C'est pourquoi, dans le cadre de ma mission de représentant spécial pour la Chine, je veux proposer au Président de la République et au ministre de l'Europe et des affaires étrangères que l'on sélectionne quelques projets, et que l'on se refuse aux réponses idéologiques. Ce n'est pas en faisant une conférence sur les règles que l'on pourra imposer quoi que ce soit, il faut être pragmatique et avancer nos projets, avec nos entreprises et nos règles.

Par exemple, un grand partenaire des services de transport de la région parisienne est chargé de la gestion de deux lignes de métro à Shanghaï. On a donc des règles et des partenariats, et l'on peut proposer un développement de ce type de projets, en partant de quelque chose qui existe, avec nos entreprises et nos règles. Il faut avoir avec les Chinois une attitude ouverte sur les sujets abordés, chercher la coopération avec un résultat gagnant-gagnant, en défendant nos entreprises et les règles déjà engagées.

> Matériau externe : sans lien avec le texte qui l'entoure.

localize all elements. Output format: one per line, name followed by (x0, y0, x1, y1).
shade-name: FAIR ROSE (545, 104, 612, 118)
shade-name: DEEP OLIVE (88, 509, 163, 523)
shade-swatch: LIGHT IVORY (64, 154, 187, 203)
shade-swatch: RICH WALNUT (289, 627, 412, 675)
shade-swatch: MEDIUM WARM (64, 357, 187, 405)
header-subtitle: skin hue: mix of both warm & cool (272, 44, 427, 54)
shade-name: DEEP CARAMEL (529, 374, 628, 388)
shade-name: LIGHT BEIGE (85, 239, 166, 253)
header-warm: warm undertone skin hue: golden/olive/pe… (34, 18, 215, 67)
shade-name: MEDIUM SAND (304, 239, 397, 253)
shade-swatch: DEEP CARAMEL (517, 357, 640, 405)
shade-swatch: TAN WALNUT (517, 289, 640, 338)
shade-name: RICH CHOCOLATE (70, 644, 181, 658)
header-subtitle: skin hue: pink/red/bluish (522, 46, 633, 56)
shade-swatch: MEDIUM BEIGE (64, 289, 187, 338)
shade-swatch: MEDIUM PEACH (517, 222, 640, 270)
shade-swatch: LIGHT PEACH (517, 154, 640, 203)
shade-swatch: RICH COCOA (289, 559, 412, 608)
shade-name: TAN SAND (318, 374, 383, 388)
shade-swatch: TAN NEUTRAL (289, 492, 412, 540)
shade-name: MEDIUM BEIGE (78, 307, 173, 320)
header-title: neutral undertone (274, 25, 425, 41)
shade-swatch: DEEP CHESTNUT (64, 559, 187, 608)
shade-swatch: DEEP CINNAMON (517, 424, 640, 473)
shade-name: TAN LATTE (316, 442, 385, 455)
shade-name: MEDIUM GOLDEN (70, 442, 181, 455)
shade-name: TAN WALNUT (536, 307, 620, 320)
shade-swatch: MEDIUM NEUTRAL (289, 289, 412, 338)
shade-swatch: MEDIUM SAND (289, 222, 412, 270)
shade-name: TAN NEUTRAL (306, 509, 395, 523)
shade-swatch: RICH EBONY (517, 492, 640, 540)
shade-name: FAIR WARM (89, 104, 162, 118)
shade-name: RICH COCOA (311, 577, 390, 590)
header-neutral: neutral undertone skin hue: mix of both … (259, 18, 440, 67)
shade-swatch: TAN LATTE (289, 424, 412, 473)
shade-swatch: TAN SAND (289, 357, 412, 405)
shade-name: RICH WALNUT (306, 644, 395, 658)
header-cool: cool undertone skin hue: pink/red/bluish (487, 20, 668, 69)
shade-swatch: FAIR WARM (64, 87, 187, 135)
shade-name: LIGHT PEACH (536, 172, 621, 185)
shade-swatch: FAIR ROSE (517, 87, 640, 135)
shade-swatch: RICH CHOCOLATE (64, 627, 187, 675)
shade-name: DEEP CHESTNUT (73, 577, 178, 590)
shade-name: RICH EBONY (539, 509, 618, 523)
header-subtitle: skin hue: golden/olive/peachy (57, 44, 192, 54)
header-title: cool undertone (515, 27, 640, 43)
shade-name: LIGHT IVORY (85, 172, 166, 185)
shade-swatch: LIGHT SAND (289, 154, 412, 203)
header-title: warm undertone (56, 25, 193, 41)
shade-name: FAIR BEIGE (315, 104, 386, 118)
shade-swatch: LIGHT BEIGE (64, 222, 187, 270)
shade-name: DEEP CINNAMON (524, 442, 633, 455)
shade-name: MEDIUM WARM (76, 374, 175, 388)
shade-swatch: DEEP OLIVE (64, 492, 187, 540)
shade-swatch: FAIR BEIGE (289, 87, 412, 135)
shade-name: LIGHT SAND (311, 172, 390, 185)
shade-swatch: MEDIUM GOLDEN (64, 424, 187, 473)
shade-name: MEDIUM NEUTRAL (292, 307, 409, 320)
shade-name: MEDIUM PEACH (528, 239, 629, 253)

Dans un monde instable, dans lequel on peut s'inquiéter de l'imprévisibilité des États-Unis et de la Russie, de l'ambition de l'Iran et de la Turquie, la Chine présente l'avantage d'être prévisible ; elle dit ce qu'elle veut et on sait quelles sont ses ambitions. Dans ce contexte, à nous de trouver notre place. On peut notamment proposer des choses pour le continent africain, car, si l'on attend qu'on nous propose des projets, ce ne sera pas forcément dans notre intérêt. Le risque est que l'on soit trop passifs, pas assez forts sur nos propositions.